Monitoring and Alerting
Like any software service, a data pipeline continues operating, so its status needs to be monitored, and an alert needs to be triggered if its operations fail. Monitoring and alerting keep our data processes reliable, efficient, and secure.
Cost Control
With the popularity of cloud solutions, more services are being built and run on the cloud. Most cloud providers have a pay-as-you-go pricing model so that systems can run on a cost-per-processing or any other variant of the pay-as-you-go model. That means the more resources we consume, the more we need to pay. Therefore, cost and resource consumption must be considered when designing a data pipeline.
Resources can be categorized as computing and storage. Computing indicates resources where software can be executed, and the resources include CPU and memory. Nowadays, most cloud providers offer two types of computing resources: server and serverless. The server type is like a virtual machine, which is like a real server but virtual. When using server-type computing, a virtual machine is allocated with predefined configurations (e.g., CPU type and memory size), and we run our software on it. On the contrary, serverless computing doesn’t need to specify its configuration. Our software will be running on whatever computing resources the cloud provides. Whether the computing is server or serverless, they are charged based on the size of computing resources and the duration of use. For that reason, we should choose computing resources adequately. Enabling auto-scale if the option is available.
A data pipeline generates data, usually a lot, and the data needs to be stored. Like the computing resources on the cloud, most cloud storage providers charge based on the size and duration. Setting up proper data lifecycle policies, moving cold data to the cold tier, and cleaning temp data could save storage costs.

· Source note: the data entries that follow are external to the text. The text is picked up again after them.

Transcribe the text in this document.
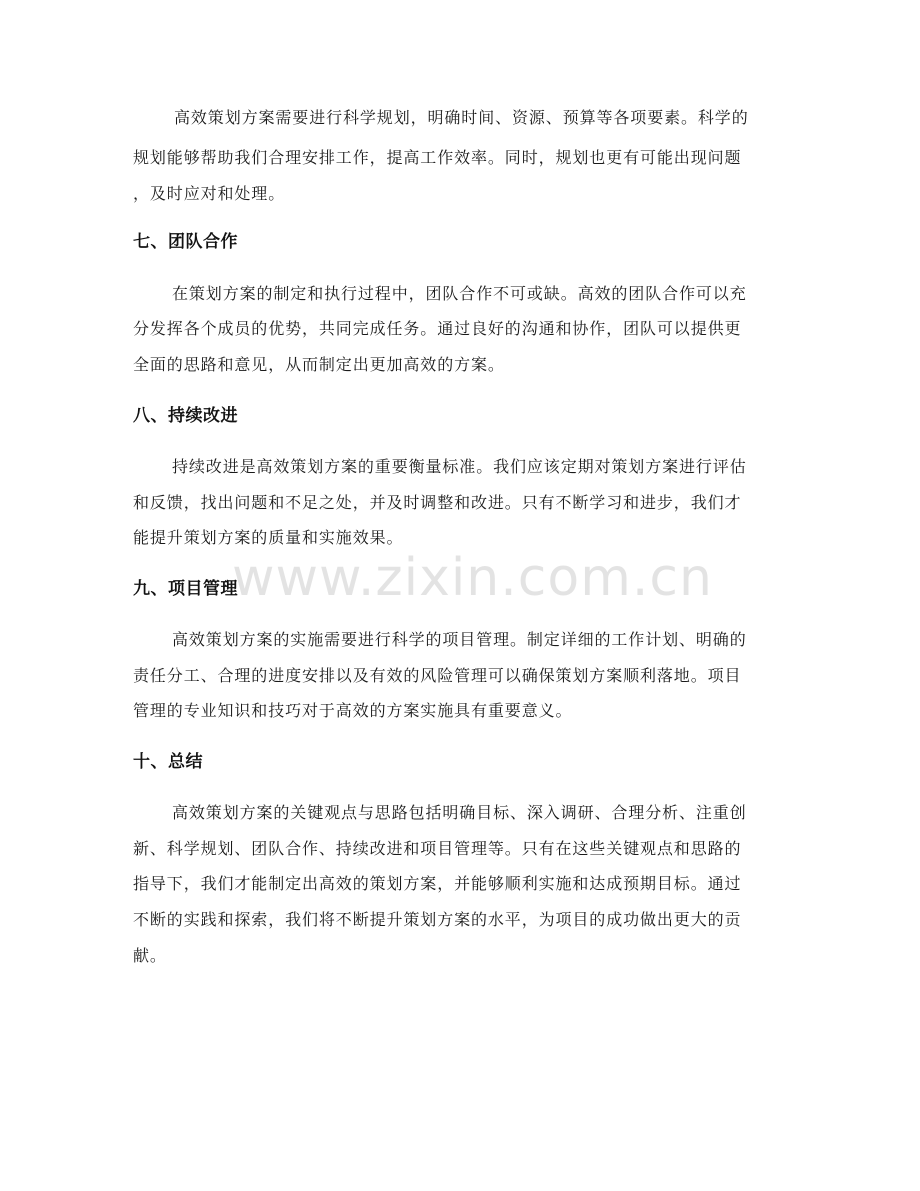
www.zixin.com.cn

高效策划方案需要进行科学规划，明确时间、资源、预算等各项要素。科学的

规划能够帮助我们合理安排工作，提高工作效率。同时，规划也更有可能出现问题

，及时应对和处理。

七、团队合作

在策划方案的制定和执行过程中，团队合作不可或缺。高效的团队合作可以充

分发挥各个成员的优势，共同完成任务。通过良好的沟通和协作，团队可以提供更

全面的思路和意见，从而制定出更加高效的方案。

八、持续改进

持续改进是高效策划方案的重要衡量标准。我们应该定期对策划方案进行评估

和反馈，找出问题和不足之处，并及时调整和改进。只有不断学习和进步，我们才

能提升策划方案的质量和实施效果。

九、项目管理

高效策划方案的实施需要进行科学的项目管理。制定详细的工作计划、明确的

责任分工、合理的进度安排以及有效的风险管理可以确保策划方案顺利落地。项目

管理的专业知识和技巧对于高效的方案实施具有重要意义。

十、总结

高效策划方案的关键观点与思路包括明确目标、深入调研、合理分析、注重创

新、科学规划、团队合作、持续改进和项目管理等。只有在这些关键观点和思路的

指导下，我们才能制定出高效的策划方案，并能够顺利实施和达成预期目标。通过

不断的实践和探索，我们将不断提升策划方案的水平，为项目的成功做出更大的贡

献。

(To check more details about optimizing storage cost, please refer to A Guide for Optimizing AWS S3 Storage Cost. Although the article is written for Amazon S3, its idea can be applied to any other cloud storage platform)
Trade-off
Making software development decisions involves trade-offs. This is the same when trying to optimize the costs of a data pipeline. For example, using a bigger cluster costs more, but the pipeline may run faster. So, the overall cost might be lower when using a bigger cluster. Similarly, storing pre-compute data increases the storage footage, but having pre-compute data could significantly reduce the cost of computing. Apart from that, storage is usually cheaper than computing so that the overall cost could be lower. To sum up, when evaluating costs, every factor of a data pipeline needs to be considered.
Conclusion
All data problems become problems because of the gigantic quantity of data. Even the dumbest approach can sort one hundred records well. However, sorting billions of records becomes a complex problem. Numerous new technologies have been invented to solve data problems. However, despite how many new technologies have emerged, the core problem remains: making data usable and valuable. Data engineering is the method to achieve that goal regardless of the tools or technologies used.